Выбрать главу

— Но если его полное имя — Андре, тогда какого черта вы зовете его Тотором?

— Потому что мы боялись, что люди будут называть его Деде, Деде — это ужасно, такое имя вообще никуда не годится, а Тотор уже не так банально.

Точное имя было необходимо Болвану, чтобы сообщить его своим друзьям с телевидения. Сообщение в вечерних новостях об исчезновении ребенка всегда производит душераздирающее впечатление. Зрителям сразу хочется принять участие в поисках; все стремятся рассказать кому что известно, кто что видел. И когда с экрана раздается призыв к помощи телезрителей, они гарантированно обрывают все телефоны. Ясно, что исчезновение Тотора не было ни крупной катастрофой, ни событием национального масштаба, однако оно непременно должно было взволновать многих. День за днем люди ждали бы новостей, включали телевизор, только чтобы узнать о развитии событий, с каждым новым выпуском новостей они бы все больше расстраивались оттого, что до сих пор ничего не известно, и вновь обретали бы надежду при появлении новых фактов, и снова бы ее теряли, когда полиция опровергала бы очередную информацию, — в общем, мог получиться захватывающий сериал, сериал из реальной жизни. Поэтому Болвану требовалась фотография братца, чтобы все его увидели, но проблема заключалась в том, что родители не хотели ее давать, проявляя удивительное упорство.

— Но ведь вашего сына могли украсть, могли похитить!

Оба разразились смехом:

— С чего ты это взял? На кой черт кому-то осложнять себе жизнь, похищая мальчишку, который нем как рыба и только и делает, что пишет?

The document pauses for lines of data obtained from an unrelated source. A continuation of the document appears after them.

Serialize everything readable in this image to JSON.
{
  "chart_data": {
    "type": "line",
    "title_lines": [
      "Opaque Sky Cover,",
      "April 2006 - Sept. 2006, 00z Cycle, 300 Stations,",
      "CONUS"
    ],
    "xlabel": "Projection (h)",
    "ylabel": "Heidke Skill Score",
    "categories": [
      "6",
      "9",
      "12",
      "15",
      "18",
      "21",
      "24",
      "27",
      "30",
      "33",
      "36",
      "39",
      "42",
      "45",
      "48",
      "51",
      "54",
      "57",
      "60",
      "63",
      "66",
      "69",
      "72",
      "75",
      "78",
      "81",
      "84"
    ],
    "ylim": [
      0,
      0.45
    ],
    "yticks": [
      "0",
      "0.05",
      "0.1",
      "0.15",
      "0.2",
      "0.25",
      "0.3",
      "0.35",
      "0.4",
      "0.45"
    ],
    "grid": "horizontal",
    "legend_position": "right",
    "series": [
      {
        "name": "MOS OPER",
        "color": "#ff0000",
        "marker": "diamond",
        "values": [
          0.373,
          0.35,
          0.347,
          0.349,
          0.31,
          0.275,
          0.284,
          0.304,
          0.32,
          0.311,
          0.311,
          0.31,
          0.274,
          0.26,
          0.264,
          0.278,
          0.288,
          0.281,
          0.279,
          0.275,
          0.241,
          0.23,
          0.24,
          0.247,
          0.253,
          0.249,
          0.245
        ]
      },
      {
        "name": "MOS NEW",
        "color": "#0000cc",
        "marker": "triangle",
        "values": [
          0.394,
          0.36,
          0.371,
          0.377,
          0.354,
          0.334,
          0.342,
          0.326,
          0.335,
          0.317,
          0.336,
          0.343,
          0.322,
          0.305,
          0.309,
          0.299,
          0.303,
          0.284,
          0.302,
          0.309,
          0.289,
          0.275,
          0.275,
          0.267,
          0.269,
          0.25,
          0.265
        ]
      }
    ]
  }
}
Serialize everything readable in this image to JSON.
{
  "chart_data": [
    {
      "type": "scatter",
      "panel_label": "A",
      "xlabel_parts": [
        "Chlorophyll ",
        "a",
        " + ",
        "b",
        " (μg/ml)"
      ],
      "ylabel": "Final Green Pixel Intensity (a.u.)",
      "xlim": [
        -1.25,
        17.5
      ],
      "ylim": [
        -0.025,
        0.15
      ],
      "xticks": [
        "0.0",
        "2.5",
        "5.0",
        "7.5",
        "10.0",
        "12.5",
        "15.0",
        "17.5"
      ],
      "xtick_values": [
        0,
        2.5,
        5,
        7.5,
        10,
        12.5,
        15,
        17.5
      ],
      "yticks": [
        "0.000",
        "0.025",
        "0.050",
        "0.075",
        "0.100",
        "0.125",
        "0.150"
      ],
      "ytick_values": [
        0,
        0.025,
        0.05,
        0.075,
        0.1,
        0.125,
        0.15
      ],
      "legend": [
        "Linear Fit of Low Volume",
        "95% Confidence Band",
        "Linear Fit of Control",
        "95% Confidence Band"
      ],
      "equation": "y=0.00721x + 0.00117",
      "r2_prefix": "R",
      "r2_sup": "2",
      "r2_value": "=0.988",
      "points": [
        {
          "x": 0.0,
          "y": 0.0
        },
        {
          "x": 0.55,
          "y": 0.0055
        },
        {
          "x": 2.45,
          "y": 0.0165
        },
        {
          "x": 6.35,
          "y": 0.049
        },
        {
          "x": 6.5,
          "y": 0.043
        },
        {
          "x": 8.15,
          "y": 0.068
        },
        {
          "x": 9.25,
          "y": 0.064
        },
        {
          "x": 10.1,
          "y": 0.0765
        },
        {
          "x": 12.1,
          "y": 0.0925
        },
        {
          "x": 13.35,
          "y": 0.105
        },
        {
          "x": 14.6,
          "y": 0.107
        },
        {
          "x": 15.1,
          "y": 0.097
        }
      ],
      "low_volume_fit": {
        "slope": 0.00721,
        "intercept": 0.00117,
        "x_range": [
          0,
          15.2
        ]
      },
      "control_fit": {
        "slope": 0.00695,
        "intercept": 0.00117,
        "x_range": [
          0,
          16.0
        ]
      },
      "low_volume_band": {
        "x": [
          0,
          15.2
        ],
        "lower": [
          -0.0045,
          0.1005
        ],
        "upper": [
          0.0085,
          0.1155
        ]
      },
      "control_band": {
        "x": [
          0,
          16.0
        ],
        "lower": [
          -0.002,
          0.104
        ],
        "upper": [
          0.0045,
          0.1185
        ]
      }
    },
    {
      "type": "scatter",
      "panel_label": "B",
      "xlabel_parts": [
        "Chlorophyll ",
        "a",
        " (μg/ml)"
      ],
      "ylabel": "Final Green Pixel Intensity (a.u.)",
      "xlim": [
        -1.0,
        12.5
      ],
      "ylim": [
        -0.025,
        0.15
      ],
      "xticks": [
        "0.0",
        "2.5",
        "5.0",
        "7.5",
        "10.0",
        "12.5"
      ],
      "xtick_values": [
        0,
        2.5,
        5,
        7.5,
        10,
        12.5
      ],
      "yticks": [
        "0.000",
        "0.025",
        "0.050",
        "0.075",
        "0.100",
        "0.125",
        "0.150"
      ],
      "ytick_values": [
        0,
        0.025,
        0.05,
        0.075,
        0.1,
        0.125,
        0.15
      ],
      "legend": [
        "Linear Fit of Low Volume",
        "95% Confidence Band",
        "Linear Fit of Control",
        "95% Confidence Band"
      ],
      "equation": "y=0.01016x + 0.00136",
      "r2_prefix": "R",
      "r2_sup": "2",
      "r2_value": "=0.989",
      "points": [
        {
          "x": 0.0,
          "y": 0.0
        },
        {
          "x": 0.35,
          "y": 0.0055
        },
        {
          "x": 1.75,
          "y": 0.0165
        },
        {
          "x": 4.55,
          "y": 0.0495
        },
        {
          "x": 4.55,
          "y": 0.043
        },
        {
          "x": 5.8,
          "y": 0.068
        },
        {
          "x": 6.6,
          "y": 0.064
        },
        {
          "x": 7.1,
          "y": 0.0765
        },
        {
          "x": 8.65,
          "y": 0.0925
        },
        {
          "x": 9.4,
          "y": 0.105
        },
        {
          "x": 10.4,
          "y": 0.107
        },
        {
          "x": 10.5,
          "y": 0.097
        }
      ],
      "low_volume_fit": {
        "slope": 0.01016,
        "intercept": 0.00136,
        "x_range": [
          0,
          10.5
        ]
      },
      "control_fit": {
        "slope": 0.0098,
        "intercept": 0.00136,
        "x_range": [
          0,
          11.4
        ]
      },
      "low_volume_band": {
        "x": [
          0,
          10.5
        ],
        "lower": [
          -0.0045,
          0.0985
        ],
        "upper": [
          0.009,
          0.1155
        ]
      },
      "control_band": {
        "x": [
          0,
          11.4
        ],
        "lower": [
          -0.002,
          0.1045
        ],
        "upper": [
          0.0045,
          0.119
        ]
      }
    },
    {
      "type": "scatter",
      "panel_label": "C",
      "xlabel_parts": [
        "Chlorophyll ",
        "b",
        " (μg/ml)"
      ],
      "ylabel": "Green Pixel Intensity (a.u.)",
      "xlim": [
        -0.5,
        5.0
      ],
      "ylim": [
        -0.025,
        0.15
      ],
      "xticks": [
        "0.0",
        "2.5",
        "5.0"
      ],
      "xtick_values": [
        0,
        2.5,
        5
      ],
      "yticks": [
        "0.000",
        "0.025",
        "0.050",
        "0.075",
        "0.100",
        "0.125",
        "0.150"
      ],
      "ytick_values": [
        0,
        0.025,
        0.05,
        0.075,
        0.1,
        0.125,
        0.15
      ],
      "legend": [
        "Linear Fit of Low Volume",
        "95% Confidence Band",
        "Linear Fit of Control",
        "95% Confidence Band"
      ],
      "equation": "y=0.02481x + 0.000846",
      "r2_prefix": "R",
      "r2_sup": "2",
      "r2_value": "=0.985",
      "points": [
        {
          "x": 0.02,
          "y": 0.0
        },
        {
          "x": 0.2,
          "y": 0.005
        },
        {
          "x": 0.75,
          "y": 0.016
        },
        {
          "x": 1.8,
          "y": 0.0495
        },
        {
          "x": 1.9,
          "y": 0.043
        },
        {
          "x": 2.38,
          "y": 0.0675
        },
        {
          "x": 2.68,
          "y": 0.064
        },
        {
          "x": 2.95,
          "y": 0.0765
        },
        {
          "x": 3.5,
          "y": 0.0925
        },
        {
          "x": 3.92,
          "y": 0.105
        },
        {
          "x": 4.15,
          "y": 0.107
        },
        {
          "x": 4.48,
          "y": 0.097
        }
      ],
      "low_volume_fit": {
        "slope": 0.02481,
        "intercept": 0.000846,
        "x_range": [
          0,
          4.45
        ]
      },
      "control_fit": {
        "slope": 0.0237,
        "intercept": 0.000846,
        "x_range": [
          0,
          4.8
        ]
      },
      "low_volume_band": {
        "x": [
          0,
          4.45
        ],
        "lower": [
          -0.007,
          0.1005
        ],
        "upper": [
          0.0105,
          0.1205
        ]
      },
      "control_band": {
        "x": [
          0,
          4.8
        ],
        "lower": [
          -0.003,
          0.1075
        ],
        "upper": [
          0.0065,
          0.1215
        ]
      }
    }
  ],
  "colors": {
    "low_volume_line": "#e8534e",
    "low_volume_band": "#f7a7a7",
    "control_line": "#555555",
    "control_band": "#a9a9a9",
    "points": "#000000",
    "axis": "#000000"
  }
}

На самом деле они отказывались давать ему фотографию потому, что у них ее попросту не было. Родители были не из тех, кто все время таскает с собой в бумажнике физиономии своих детей, к тому же большая часть наших вещей сгинула во вчерашнем пожаре.

Хотя и впрямь было бы приятно увидеть мордашку братца в начале вечернего выпуска новостей: Тотор — главный герой выпуска! По идее, это должно было произвести впечатление на многих наших знакомых; не то чтобы мы хотели сыграть на их чувствах или рассчитывали сделать себе имя на их сострадании, и все же не всем ведь дано увидеть фото своего пацана в новостях.

За неимением фотографии Болван стал просматривать отснятые им пленки. Ему пришлось повозиться, потому что Тотора было видно меньше всех остальных, а в те редкие моменты, когда он появлялся в кадре, парень или мгновенно из него выходил, или располагался перед камерой и корчил рожи, причем в своих кривляньях доходил до такой дикости, что становилось противно даже в столь прискорбных обстоятельствах, как сейчас.

Главным для Болвана было, чтобы мальчика показали крупным планом, — а уж гримасничает тот или нет, неважно. Труженик экрана ликовал. Пускай репортаж этот в плане зрелищности не сравнится с какой-либо идеальной катастрофой с грудами человеческих тел и языками пламени на переднем плане, все равно исчезновение пацаненка, приправленное кадрами, на которых он снят прямо перед этим, — уже сенсация, по крайней мере гарантированный прайм тайм… Наконец-то Болван перестанет ходить в обиженных, наконец-то он возьмет свое.

И вот когда мы уже шли на почту, бабуля вдруг поперхнулась и указала нам на то, что она узрела с высоты своего кресла: наш братец сидел в портовом баре, окруженный взволнованной публикой, которая буквально пожирала его глазами, — можно было подумать, что вид спокойно пишущего пацана парализовал высокое собрание, застывшее вокруг него в недоверчиво-восхищенном оцепенении. Со стороны все это напоминало рождественский вертеп — такая же осторожная сдержанность, такое же праздное благоговение.

Обычно такие встречи вызывают радость, ликованье и прочие избытки чувств… У нас не так. Наоборот, нам было даже слегка не по себе.

Оказалось, парень торчал здесь со вчерашнего вечера, хотел закончить очередную главу. Мы были даже слегка растроганы, когда он, чуть не рыдая, признался, что с тех пор, как мы все время куда-то едем, с тех пор как наша жизнь так ускорилась, он больше не поспевает за нами. Помимо своей собственной жизни он, без сомнения, рассказывал и о превратностях наших маленьких судеб, в жанре коллективной биографии, если только его не занимали задачи более эстетического свойства — например, описание красоты тех мест, где мы уже побывали, или сочинение рассказа о наших странствиях, так что, когда он впервые увидел море, должно быть, это стало для него слишком сильным переживанием, страниц как минимум на сто, нахлынувший поток чувств требовал паузы, передышки, сосредоточиться и отобразить на бумаге все свои переживания.